BRACS
The BReAst Carcinoma Subtyping (BRACS) is a new dataset of hematoxylin and eosin (H&E) histopathological images of breast carcinoma.
Images (WSI) of hematoxylin and eosin (H&E) stained breast tissues were generated by using an Aperio AT2 scanner at 0.25 µm/pixel for 40× resolution. Some Regions of Interest (RoIs) are associated with a subset of WSIs. See example figure below.

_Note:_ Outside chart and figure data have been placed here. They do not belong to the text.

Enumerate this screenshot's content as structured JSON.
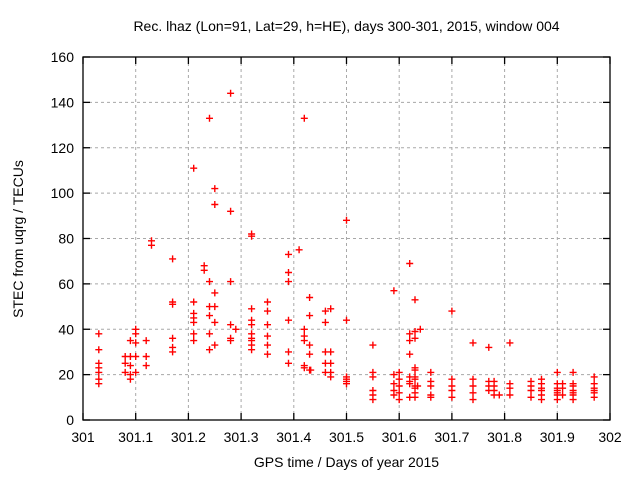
{
  "page": {
    "background": "#ffffff"
  },
  "chart_data": {
    "type": "scatter",
    "title": "Rec. lhaz (Lon=91, Lat=29, h=HE), days 300-301, 2015, window 004",
    "xlabel": "GPS time / Days of year 2015",
    "ylabel": "STEC from uqrg / TECUs",
    "xlim": [
      301,
      302
    ],
    "ylim": [
      0,
      160
    ],
    "xtick_labels": [
      "301",
      "301.1",
      "301.2",
      "301.3",
      "301.4",
      "301.5",
      "301.6",
      "301.7",
      "301.8",
      "301.9",
      "302"
    ],
    "xtick_values": [
      301,
      301.1,
      301.2,
      301.3,
      301.4,
      301.5,
      301.6,
      301.7,
      301.8,
      301.9,
      302
    ],
    "ytick_labels": [
      "0",
      "20",
      "40",
      "60",
      "80",
      "100",
      "120",
      "140",
      "160"
    ],
    "ytick_values": [
      0,
      20,
      40,
      60,
      80,
      100,
      120,
      140,
      160
    ],
    "grid": true,
    "grid_style": "dashed",
    "grid_color": "#a8a8a8",
    "frame_color": "#000000",
    "legend": "none",
    "marker": {
      "shape": "plus",
      "color": "#ff0000",
      "size": 7
    },
    "series": [
      {
        "name": "STEC",
        "points": [
          [
            301.03,
            38
          ],
          [
            301.03,
            31
          ],
          [
            301.03,
            25
          ],
          [
            301.03,
            23
          ],
          [
            301.03,
            21
          ],
          [
            301.03,
            18
          ],
          [
            301.03,
            16
          ],
          [
            301.08,
            28
          ],
          [
            301.08,
            25
          ],
          [
            301.08,
            21
          ],
          [
            301.09,
            35
          ],
          [
            301.09,
            28
          ],
          [
            301.09,
            24
          ],
          [
            301.09,
            20
          ],
          [
            301.09,
            18
          ],
          [
            301.1,
            40
          ],
          [
            301.1,
            38
          ],
          [
            301.1,
            34
          ],
          [
            301.1,
            28
          ],
          [
            301.1,
            21
          ],
          [
            301.12,
            35
          ],
          [
            301.12,
            28
          ],
          [
            301.12,
            24
          ],
          [
            301.13,
            79
          ],
          [
            301.13,
            77
          ],
          [
            301.17,
            71
          ],
          [
            301.17,
            52
          ],
          [
            301.17,
            51
          ],
          [
            301.17,
            36
          ],
          [
            301.17,
            32
          ],
          [
            301.17,
            30
          ],
          [
            301.21,
            111
          ],
          [
            301.21,
            52
          ],
          [
            301.21,
            47
          ],
          [
            301.21,
            45
          ],
          [
            301.21,
            43
          ],
          [
            301.21,
            38
          ],
          [
            301.21,
            35
          ],
          [
            301.23,
            68
          ],
          [
            301.23,
            66
          ],
          [
            301.24,
            133
          ],
          [
            301.24,
            61
          ],
          [
            301.24,
            50
          ],
          [
            301.24,
            46
          ],
          [
            301.24,
            38
          ],
          [
            301.24,
            31
          ],
          [
            301.25,
            102
          ],
          [
            301.25,
            95
          ],
          [
            301.25,
            56
          ],
          [
            301.25,
            50
          ],
          [
            301.25,
            43
          ],
          [
            301.25,
            33
          ],
          [
            301.28,
            144
          ],
          [
            301.28,
            92
          ],
          [
            301.28,
            61
          ],
          [
            301.28,
            42
          ],
          [
            301.28,
            36
          ],
          [
            301.28,
            35
          ],
          [
            301.29,
            40
          ],
          [
            301.32,
            82
          ],
          [
            301.32,
            81
          ],
          [
            301.32,
            49
          ],
          [
            301.32,
            44
          ],
          [
            301.32,
            42
          ],
          [
            301.32,
            38
          ],
          [
            301.32,
            36
          ],
          [
            301.32,
            35
          ],
          [
            301.32,
            33
          ],
          [
            301.32,
            31
          ],
          [
            301.35,
            52
          ],
          [
            301.35,
            48
          ],
          [
            301.35,
            42
          ],
          [
            301.35,
            37
          ],
          [
            301.35,
            33
          ],
          [
            301.35,
            29
          ],
          [
            301.39,
            73
          ],
          [
            301.39,
            65
          ],
          [
            301.39,
            61
          ],
          [
            301.39,
            44
          ],
          [
            301.39,
            30
          ],
          [
            301.39,
            25
          ],
          [
            301.41,
            75
          ],
          [
            301.42,
            133
          ],
          [
            301.42,
            40
          ],
          [
            301.42,
            37
          ],
          [
            301.42,
            35
          ],
          [
            301.42,
            24
          ],
          [
            301.42,
            23
          ],
          [
            301.43,
            54
          ],
          [
            301.43,
            46
          ],
          [
            301.43,
            33
          ],
          [
            301.43,
            29
          ],
          [
            301.43,
            22
          ],
          [
            301.432,
            22
          ],
          [
            301.46,
            48
          ],
          [
            301.46,
            43
          ],
          [
            301.46,
            30
          ],
          [
            301.46,
            25
          ],
          [
            301.46,
            21
          ],
          [
            301.47,
            49
          ],
          [
            301.47,
            30
          ],
          [
            301.47,
            25
          ],
          [
            301.47,
            21
          ],
          [
            301.47,
            19
          ],
          [
            301.5,
            88
          ],
          [
            301.5,
            44
          ],
          [
            301.5,
            19
          ],
          [
            301.5,
            18
          ],
          [
            301.5,
            17
          ],
          [
            301.5,
            16
          ],
          [
            301.55,
            33
          ],
          [
            301.55,
            21
          ],
          [
            301.55,
            19
          ],
          [
            301.55,
            13
          ],
          [
            301.55,
            11
          ],
          [
            301.55,
            9
          ],
          [
            301.59,
            57
          ],
          [
            301.59,
            20
          ],
          [
            301.59,
            16
          ],
          [
            301.59,
            13
          ],
          [
            301.59,
            11
          ],
          [
            301.6,
            21
          ],
          [
            301.6,
            18
          ],
          [
            301.6,
            15
          ],
          [
            301.6,
            12
          ],
          [
            301.6,
            9
          ],
          [
            301.62,
            69
          ],
          [
            301.62,
            38
          ],
          [
            301.62,
            35
          ],
          [
            301.62,
            29
          ],
          [
            301.62,
            19
          ],
          [
            301.62,
            17
          ],
          [
            301.62,
            16
          ],
          [
            301.62,
            10
          ],
          [
            301.63,
            53
          ],
          [
            301.63,
            39
          ],
          [
            301.63,
            36
          ],
          [
            301.63,
            23
          ],
          [
            301.63,
            22
          ],
          [
            301.63,
            19
          ],
          [
            301.63,
            18
          ],
          [
            301.63,
            15
          ],
          [
            301.635,
            15
          ],
          [
            301.63,
            14
          ],
          [
            301.63,
            12
          ],
          [
            301.63,
            10
          ],
          [
            301.64,
            40
          ],
          [
            301.66,
            21
          ],
          [
            301.66,
            17
          ],
          [
            301.66,
            15
          ],
          [
            301.66,
            11
          ],
          [
            301.66,
            10
          ],
          [
            301.7,
            48
          ],
          [
            301.7,
            18
          ],
          [
            301.7,
            15
          ],
          [
            301.7,
            13
          ],
          [
            301.7,
            10
          ],
          [
            301.74,
            34
          ],
          [
            301.74,
            18
          ],
          [
            301.74,
            15
          ],
          [
            301.74,
            12
          ],
          [
            301.74,
            9
          ],
          [
            301.77,
            32
          ],
          [
            301.77,
            17
          ],
          [
            301.77,
            15
          ],
          [
            301.77,
            13
          ],
          [
            301.78,
            17
          ],
          [
            301.78,
            15
          ],
          [
            301.78,
            13
          ],
          [
            301.78,
            11
          ],
          [
            301.79,
            11
          ],
          [
            301.81,
            34
          ],
          [
            301.81,
            16
          ],
          [
            301.81,
            14
          ],
          [
            301.81,
            11
          ],
          [
            301.85,
            17
          ],
          [
            301.85,
            15
          ],
          [
            301.85,
            13
          ],
          [
            301.85,
            10
          ],
          [
            301.87,
            18
          ],
          [
            301.87,
            16
          ],
          [
            301.87,
            14
          ],
          [
            301.87,
            13
          ],
          [
            301.87,
            11
          ],
          [
            301.87,
            9
          ],
          [
            301.9,
            21
          ],
          [
            301.9,
            16
          ],
          [
            301.9,
            14
          ],
          [
            301.9,
            13
          ],
          [
            301.9,
            12
          ],
          [
            301.9,
            11
          ],
          [
            301.9,
            9
          ],
          [
            301.91,
            16
          ],
          [
            301.91,
            14
          ],
          [
            301.91,
            11
          ],
          [
            301.93,
            21
          ],
          [
            301.93,
            16
          ],
          [
            301.93,
            15
          ],
          [
            301.93,
            13
          ],
          [
            301.93,
            12
          ],
          [
            301.93,
            11
          ],
          [
            301.93,
            9
          ],
          [
            301.97,
            19
          ],
          [
            301.97,
            16
          ],
          [
            301.97,
            14
          ],
          [
            301.97,
            13
          ],
          [
            301.97,
            12
          ],
          [
            301.97,
            10
          ]
        ]
      }
    ]
  }
}
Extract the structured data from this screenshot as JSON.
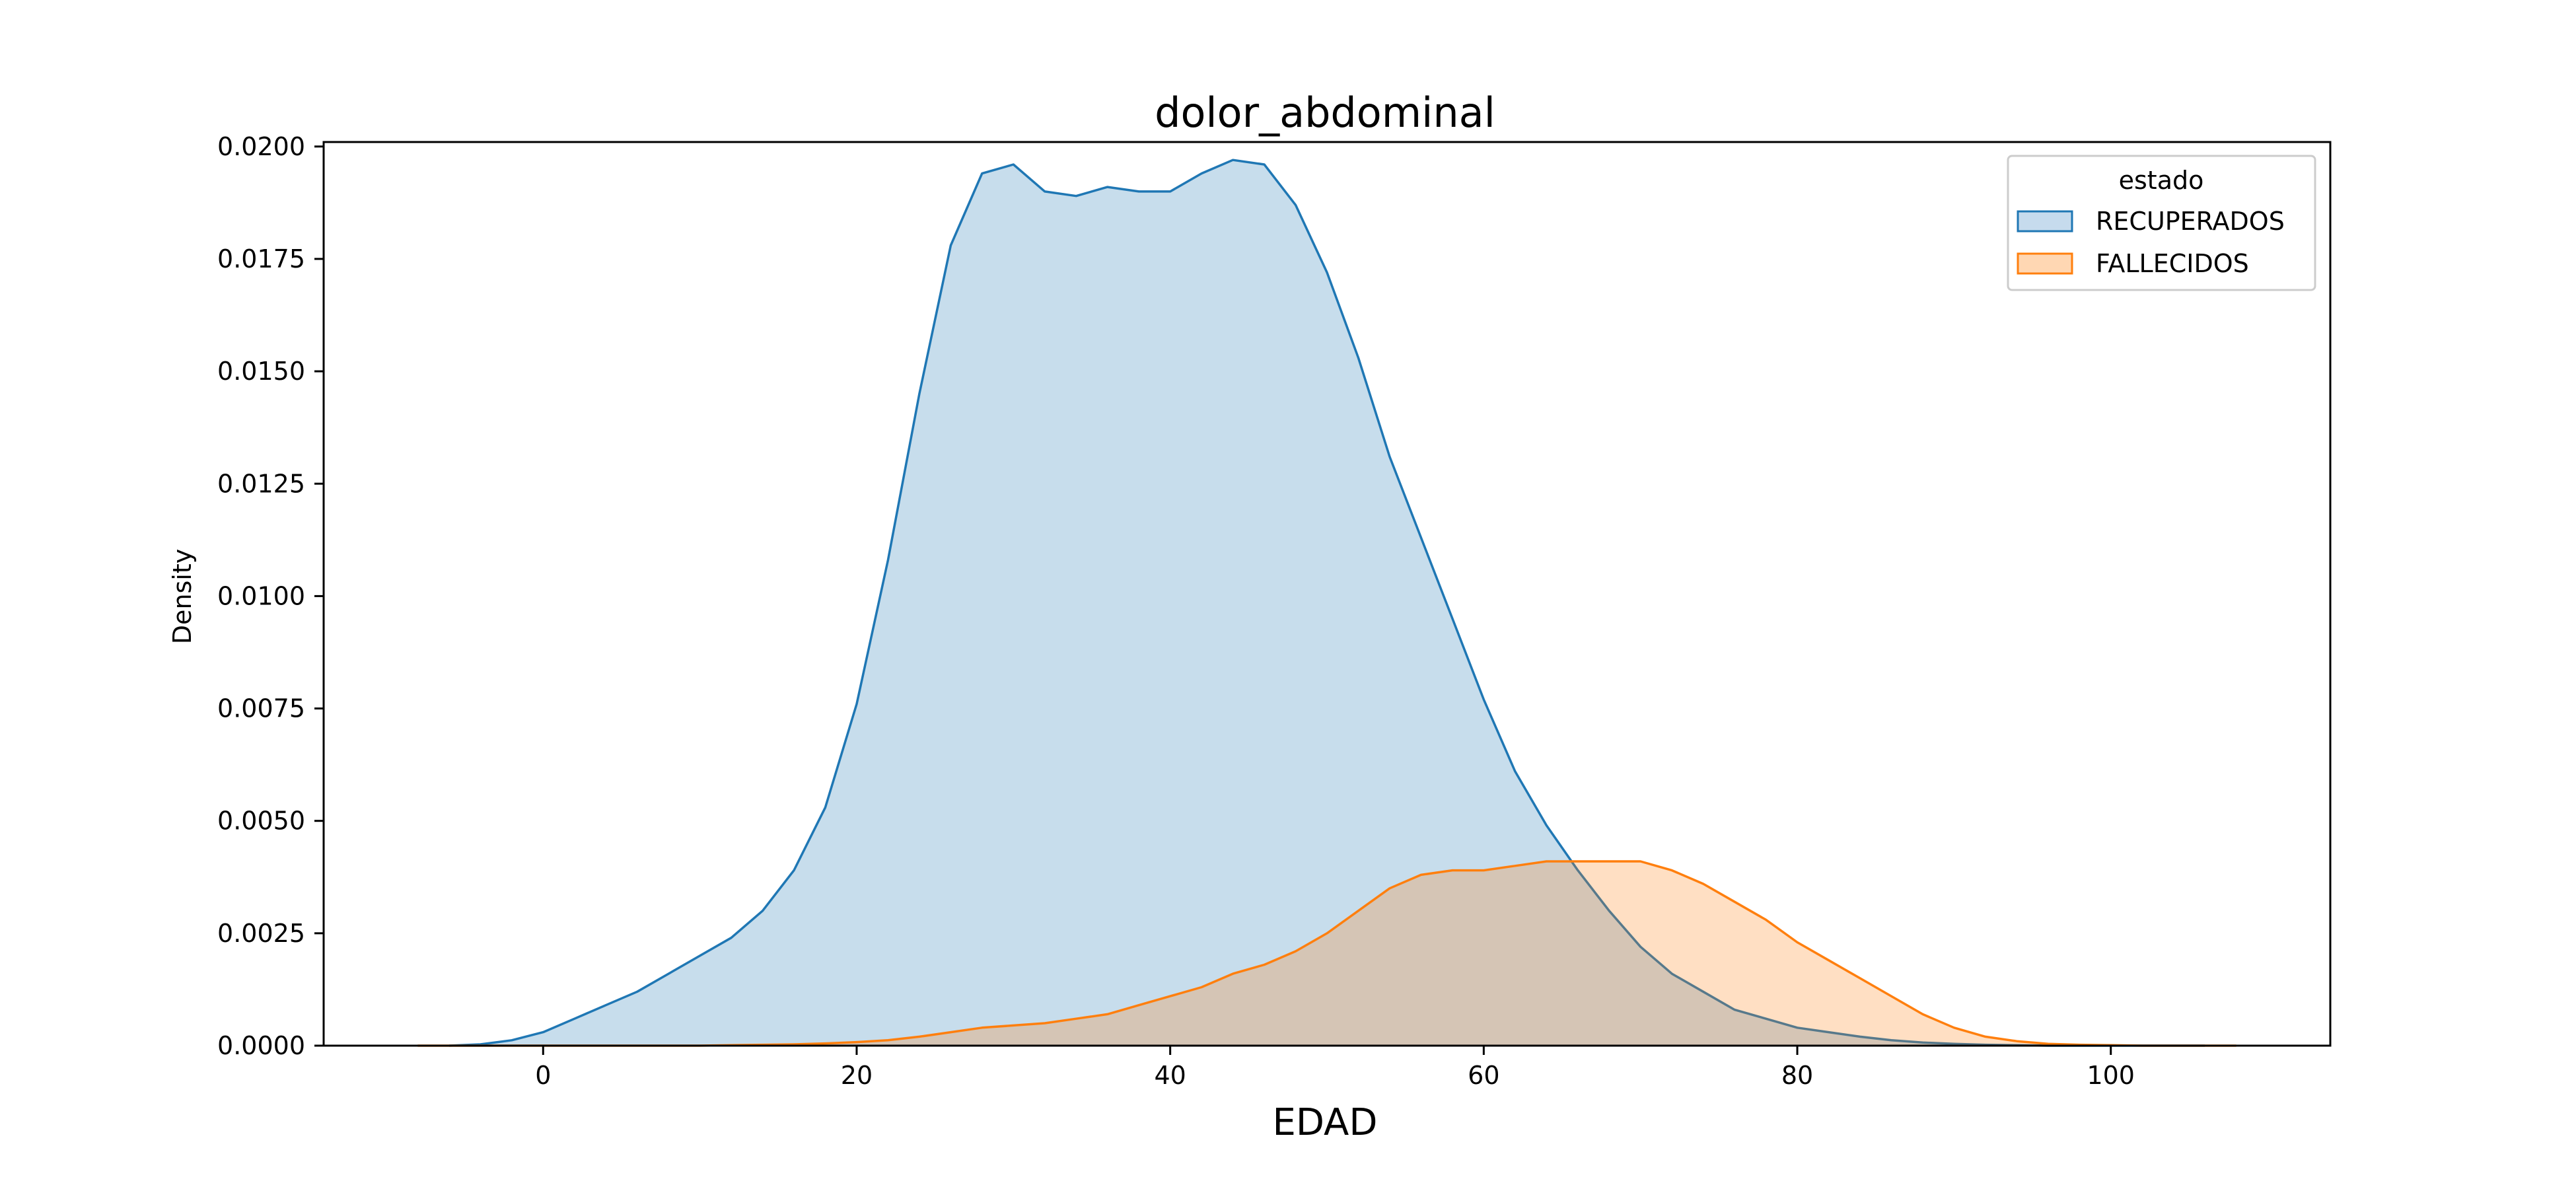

Both WSIs and RoIs were annotated according to the seven classes mentioned above (N, PB, UDH, FEA, ADH, DCIS, IC), by three expert pathologists of the Complex Structure Pathological Anatomy and Cytopathology of National Cancer Institute – IRCCS Fondazione Pascale, Naples, Italy.
While the BRACS contains 547 WSIs collected by 189 patients, the BRACS_ROI
subset which
we use in this benchmarks contains 4539 extracted ROIs / patches.
Raw data
Key stats
Modality | Vision (WSI patches) |
Task | Multiclass classification (7 classes) |
Cancer type | Breast |
Data size | 52 GB |
Image dimension | variable |
Magnification (μm/px) | 40x (0.25) |
Files format | png |
Number of images | 4539 |
Splits
The data source provides train/validation/test splits
Splits | Train | Validation | Test |
---|---|---|---|
#Samples | 3657 (80.57%) | 312 (6.87%) | 570 (12.56%) |
Organization
The BRACS data is organized as follows:
BRACS_RoI
├── train
│ ├── 0_N # 1 folder per class
│ ├── 1_PB
│ ├── ...
├── val
│ ├── 0_N
│ ├── ...
├── test
│ ├── 0_N
│ ├── ...
Download and preprocessing
The BRACS
dataset class doesn't download the data during runtime and must be downloaded manually from the official source.